In dreams and footnotes,
the ancestors’ ghosts —
mine, yours, theirs —
prod me with splinters
of broomsticks and music stands:
It was not easier, cleaner, sweeter
once upon a time. No no no.
Can’t sing if you’re dead, baby girl: look sharp,
speak low but speak up, and praise the moss on the trees.
My neighbor Ben’s been dead since spring,
his memory gone for longer, yet
his driver’s license sits in my car —
stuck, I think, to the base of my backpack
when I set it down on a postal counter
where someone — widow or executor — must’ve
left it behind, their own mind rocked
by too much grief-smog smothering the have-tos.

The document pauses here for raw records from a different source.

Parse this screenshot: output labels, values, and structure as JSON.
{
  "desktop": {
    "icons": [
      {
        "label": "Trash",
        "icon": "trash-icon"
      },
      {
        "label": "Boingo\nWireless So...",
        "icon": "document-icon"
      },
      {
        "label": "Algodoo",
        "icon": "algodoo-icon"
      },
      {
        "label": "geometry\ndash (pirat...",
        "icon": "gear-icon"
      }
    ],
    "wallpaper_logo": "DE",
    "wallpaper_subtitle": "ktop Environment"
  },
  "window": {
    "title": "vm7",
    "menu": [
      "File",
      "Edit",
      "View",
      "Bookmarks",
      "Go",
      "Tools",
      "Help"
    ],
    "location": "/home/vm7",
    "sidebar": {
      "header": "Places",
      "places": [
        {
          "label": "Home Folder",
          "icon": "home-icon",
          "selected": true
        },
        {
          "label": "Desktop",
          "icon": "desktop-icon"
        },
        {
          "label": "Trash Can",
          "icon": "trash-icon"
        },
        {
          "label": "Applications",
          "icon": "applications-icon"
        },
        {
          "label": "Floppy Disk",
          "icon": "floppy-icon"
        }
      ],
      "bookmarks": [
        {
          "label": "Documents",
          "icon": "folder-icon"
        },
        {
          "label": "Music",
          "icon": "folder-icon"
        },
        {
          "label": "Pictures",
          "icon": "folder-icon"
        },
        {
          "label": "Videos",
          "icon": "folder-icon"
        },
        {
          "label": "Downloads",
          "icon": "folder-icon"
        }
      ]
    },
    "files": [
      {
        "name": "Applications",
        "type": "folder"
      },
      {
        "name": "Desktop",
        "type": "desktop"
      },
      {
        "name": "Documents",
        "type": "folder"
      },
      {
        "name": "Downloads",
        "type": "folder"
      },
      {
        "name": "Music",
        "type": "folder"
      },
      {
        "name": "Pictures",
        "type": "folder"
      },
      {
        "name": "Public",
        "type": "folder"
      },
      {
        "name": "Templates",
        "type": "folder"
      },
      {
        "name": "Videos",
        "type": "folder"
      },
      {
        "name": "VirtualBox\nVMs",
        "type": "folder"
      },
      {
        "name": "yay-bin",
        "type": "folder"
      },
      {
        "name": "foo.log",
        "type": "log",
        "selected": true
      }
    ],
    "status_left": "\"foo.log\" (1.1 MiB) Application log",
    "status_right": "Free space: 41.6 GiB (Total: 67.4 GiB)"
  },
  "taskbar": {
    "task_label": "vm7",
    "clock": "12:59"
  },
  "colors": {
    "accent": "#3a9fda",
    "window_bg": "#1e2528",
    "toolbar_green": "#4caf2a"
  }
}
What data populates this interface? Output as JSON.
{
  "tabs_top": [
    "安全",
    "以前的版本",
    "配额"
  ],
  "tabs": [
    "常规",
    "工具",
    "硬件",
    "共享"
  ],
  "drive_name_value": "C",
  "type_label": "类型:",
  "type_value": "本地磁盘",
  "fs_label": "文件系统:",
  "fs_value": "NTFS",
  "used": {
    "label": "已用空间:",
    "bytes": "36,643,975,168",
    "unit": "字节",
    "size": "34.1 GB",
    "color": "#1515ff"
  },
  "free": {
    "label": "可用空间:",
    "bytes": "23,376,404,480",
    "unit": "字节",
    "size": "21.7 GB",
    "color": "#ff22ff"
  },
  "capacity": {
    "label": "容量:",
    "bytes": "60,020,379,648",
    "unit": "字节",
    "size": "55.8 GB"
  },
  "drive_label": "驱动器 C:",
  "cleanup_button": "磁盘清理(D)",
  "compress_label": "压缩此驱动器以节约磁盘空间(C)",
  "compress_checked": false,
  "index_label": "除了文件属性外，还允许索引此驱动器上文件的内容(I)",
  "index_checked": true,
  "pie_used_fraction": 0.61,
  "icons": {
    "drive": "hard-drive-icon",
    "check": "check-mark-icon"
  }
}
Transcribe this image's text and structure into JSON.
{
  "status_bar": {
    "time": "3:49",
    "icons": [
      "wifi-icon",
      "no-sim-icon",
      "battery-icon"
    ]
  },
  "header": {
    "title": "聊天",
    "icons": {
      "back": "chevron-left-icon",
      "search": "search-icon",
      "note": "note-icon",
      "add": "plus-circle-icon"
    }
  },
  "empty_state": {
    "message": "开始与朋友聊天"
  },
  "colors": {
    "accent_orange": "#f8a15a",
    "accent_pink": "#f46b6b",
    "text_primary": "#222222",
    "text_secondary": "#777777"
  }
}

Once I thought I heard my mother calling
clear across a KMart, even though
I knew I’d left her dozing or dazed
on a couch at home — some semblance of resting
while I dealt with errands that could not wait
— and, truth be told, also some chores
that let me stay away from the house
a little while longer, to breathe off-script
away from the memories — never to line up,
hers against mine — of what should have been.
Or, let’s be precise, of what we wanted to insist
the memories should have been. I hear Ben sang
a lot of hymns in his time. My fault,
among my many others, not making time to hear
the singing, though I feel not guilt,
just sadness. Clutching and squeezing a watch
won’t make its face roll out any flatter
or wider. Time is not a piecrust one
can stretch or lattice into enoughness,
no matter how many badges one collects
for working instead of sleeping, for other
bargains with devils and demons. I shall
make time, this next new year,
to hold what sweetness it can, but also
let it crumble and flake, as it must,
like pastry and soil and other layers
from which good thoughts may somehow emerge.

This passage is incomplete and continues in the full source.